Вечером, — шариком в клеточке хохлится канареечка; полнятся густо безлюдием комнаты; а из угла поднимаются лиловокрылые тени; темнотный угодник в углу, из-за жести, вещает провалом грозящего пальца.

И липнет к окошку: Москва.

13

Со свечкою сочерна шел он.

И желклые светочи свечки вошли косяками и, круг откружив, разлеглись перерезанно; там, из-под пальмы виднеяся, Наденька ясно разрезалась лунною лентой:

— Дружок, к тебе можно?

И малые, карие глазки потыкались: в Наденьку, в набронзировку, в салфеточку кресельную, — антимакассар.

— Что вы, папочка, — личиком глянула Наденька, точно серебряной песенкой.

— Так, на минуточку… — он вопрошал приподнятием стекол очковых.

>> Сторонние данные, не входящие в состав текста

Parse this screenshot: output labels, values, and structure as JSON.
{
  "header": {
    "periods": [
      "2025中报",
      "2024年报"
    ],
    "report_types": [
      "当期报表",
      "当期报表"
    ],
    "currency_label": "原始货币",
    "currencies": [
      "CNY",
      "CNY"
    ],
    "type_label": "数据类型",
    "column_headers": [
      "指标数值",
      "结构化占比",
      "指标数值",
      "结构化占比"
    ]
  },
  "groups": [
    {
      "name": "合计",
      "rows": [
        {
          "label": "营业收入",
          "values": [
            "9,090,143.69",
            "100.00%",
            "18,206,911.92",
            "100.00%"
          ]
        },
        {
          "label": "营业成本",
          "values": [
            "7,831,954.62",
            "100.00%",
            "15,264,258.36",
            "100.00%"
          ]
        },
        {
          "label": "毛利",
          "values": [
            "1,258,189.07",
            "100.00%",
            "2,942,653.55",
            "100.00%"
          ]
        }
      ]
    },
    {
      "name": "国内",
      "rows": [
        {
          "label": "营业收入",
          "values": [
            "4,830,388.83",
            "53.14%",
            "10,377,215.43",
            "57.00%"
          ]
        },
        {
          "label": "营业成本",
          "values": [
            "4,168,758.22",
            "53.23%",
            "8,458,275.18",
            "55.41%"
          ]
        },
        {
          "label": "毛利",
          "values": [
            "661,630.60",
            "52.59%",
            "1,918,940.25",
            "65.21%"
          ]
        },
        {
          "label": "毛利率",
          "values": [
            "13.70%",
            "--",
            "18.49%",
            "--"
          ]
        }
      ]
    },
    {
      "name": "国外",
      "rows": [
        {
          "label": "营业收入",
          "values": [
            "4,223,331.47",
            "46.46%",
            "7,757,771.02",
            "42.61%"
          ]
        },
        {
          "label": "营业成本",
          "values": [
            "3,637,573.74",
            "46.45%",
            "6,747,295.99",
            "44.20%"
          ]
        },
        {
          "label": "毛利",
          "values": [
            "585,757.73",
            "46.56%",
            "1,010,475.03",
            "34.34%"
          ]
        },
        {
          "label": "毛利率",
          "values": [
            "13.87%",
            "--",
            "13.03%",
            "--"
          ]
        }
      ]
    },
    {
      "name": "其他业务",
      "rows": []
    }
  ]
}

Явление это всегда начиналося с «не помешаю», «минуточку», «так себе»; знала — не «так себе», а — нутряная потребность: зашел посидеть и бессвязною фразою кинуть.

Умеркло откряхтывал в кресле, разглядывая деревянную виноградину — вырезьбу, крытую лаком; катал карандашик: и им почесался за ухом; когда сквозь леса интегралов вставал табачихинский дом, номер шесть, то он — шел себе: к Наденьке.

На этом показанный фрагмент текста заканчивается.